Al quinto día, verdaderamente agobiado por el dolor del hombro y también por el miedo de que fuese algo más que una simple contractura, muy metido en mi papel le dije a Paco que parara el coche en plena travesía de un pueblo.
-¿Qué pasa ahora, qué mosca te ha picado?
-Mira en el navegador qué hospital público tenemos más cerca de aquí -le digo con congoja.
-Pero...
-Bueno, que no cunda el pánico -intento tranquilizar a la tropa-. Estoy muy preocupado por lo de mi hombro. Simplemente yo estaría mucho más tranquilo, y de paso vosotros también, si veo que no hay nada más que la contractura. En el hospital pido que me hagan una radiografía del tórax, de las costillas y del hombro, y ya está.
El hospital se encontraba a 15 kilómetros, en ese pueblo de nombre innombrable donde se celebran los saltos de esquí cada primero de año, después del concierto de Año Nuevo, en la primera cadena. La experiencia no pudo ser más positiva. Con Paco, mi traductor de lujo, mi tarjeta sanitaria europea y blandiendo mi carnet de médico la cosa fue coser y cantar. Para más abundancia, la médico que me tocó era de Guatemala, ya no precisé de traductor. Me atendió divinamente, fue la mar de amable y de solícita con todas mis peticiones, y luego, ella misma me enseñó en el ordenador las radiografías. Todo bien, ¡menos mal!
-¿Te doy un informe? -me dice al despedirse.
-No lo necesito, de verdad, yo solo quería ver las radiografías -le respondo muy agradecido-. Lo que sí te voy a dar es un par de besos, por simpática -y le planté dos besos en las mejillas.
-Huyyy -se pone roja y muy sorprendida-, que esto no se estila en Alemania, hombre...
-Pero en España, sí. 

Y de ahí, nos fuimos a ver el castillo del rey loco, ese castillo tan pintoresco que se parece al del logo de Disneyland.

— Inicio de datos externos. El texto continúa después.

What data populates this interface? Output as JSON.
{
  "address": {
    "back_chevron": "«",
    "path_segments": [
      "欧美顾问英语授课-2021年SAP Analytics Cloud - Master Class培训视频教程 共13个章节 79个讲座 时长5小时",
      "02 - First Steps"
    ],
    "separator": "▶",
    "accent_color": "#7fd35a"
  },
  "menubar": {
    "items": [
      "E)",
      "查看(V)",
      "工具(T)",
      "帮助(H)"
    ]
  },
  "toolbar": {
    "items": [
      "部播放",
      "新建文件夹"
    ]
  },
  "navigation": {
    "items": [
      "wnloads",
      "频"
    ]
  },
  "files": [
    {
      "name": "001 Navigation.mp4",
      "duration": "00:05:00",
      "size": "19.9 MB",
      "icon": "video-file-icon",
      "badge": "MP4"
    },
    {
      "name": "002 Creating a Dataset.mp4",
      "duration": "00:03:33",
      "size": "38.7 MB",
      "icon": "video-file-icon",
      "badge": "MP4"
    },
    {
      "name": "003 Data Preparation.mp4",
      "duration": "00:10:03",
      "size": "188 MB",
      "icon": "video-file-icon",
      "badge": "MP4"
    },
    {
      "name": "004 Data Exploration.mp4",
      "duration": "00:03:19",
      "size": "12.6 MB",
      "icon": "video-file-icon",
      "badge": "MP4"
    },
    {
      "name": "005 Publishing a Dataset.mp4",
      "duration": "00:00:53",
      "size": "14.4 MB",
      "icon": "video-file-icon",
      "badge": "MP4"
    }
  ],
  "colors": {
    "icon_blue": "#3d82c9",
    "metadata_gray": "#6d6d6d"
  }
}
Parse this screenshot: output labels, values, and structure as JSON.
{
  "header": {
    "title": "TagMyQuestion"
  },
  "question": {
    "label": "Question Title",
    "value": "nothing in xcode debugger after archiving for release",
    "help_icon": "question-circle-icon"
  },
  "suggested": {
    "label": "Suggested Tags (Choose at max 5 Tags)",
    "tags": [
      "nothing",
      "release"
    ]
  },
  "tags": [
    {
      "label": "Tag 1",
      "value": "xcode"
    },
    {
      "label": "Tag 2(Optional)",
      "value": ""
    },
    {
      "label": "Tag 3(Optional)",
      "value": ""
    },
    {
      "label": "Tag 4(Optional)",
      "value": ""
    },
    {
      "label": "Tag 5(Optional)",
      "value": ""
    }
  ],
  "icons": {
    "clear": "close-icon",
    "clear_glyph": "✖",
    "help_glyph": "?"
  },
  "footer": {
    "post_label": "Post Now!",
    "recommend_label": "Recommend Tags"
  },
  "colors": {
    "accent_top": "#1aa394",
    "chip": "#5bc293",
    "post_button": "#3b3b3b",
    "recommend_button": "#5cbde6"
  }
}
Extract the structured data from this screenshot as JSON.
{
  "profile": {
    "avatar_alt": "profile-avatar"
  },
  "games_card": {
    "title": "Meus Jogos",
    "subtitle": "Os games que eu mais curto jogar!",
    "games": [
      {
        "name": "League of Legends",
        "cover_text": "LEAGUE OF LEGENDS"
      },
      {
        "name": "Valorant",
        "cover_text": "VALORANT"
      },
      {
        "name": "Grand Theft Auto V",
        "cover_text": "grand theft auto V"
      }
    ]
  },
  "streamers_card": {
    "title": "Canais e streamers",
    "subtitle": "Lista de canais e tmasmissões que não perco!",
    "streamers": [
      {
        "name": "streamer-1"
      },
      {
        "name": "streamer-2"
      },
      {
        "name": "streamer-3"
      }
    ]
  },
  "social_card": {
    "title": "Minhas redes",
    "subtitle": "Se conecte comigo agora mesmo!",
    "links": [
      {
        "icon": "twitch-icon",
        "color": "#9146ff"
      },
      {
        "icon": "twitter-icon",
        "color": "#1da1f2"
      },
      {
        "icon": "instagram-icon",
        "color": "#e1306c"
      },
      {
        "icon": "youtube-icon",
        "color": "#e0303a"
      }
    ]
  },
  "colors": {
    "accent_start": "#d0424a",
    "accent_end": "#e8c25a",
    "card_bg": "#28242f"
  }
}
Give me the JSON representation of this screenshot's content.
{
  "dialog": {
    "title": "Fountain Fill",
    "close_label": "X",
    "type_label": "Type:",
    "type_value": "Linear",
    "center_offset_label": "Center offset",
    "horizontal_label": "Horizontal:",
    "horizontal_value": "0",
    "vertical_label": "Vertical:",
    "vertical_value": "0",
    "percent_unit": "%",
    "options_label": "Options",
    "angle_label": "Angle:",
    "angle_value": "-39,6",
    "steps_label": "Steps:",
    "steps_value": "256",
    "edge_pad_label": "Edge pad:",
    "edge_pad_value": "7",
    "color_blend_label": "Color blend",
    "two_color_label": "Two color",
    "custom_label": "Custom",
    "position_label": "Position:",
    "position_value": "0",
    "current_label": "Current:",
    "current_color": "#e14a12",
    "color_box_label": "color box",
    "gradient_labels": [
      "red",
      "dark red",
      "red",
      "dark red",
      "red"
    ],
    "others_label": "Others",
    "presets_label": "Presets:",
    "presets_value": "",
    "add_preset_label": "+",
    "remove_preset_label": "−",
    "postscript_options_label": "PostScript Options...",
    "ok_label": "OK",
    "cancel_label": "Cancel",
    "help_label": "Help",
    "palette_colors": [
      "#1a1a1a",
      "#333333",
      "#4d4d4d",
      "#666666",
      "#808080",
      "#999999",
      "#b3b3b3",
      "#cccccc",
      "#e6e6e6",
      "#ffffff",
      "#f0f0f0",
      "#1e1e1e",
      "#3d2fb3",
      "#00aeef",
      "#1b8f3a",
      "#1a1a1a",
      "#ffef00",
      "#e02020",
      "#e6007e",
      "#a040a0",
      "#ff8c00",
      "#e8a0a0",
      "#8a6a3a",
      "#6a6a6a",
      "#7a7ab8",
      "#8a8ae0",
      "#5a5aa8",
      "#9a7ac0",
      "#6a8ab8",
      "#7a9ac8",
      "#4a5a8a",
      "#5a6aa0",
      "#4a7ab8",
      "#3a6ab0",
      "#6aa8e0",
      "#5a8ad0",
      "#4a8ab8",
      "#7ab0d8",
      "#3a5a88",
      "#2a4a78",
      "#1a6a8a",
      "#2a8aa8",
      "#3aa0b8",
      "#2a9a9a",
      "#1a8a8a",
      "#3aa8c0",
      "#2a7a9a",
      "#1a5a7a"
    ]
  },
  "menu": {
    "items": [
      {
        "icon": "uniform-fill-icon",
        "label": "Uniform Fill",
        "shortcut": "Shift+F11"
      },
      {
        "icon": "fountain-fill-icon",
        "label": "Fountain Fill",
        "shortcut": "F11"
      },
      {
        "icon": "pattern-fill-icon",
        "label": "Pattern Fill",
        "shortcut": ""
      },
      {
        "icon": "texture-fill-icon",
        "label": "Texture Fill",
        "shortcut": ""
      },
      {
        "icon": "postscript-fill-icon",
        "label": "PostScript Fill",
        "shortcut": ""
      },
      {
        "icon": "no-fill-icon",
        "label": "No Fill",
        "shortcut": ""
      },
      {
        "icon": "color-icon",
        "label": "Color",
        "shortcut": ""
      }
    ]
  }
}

El dolor siguió, la contractura persistió, pero yo, perdido el miedo, ahora sí, disfruté a pleno pulmón.
En cualquier caso, la Peque ha quedado muy escarmentada. Dice que nunca más saldrá de viaje conmigo fuera de España. Que así sea.

Ya en Antequera, mi nueva ciudad -y espero de corazón sea la última-, me puse en manos de una fisioterapeuta que me ha dejado relajadísimo. Y lo que son las cosas, es una chica alemana casada con un lugareño de aquí. Ea. Lo del mundo, que es verdad, que es un pañuelo.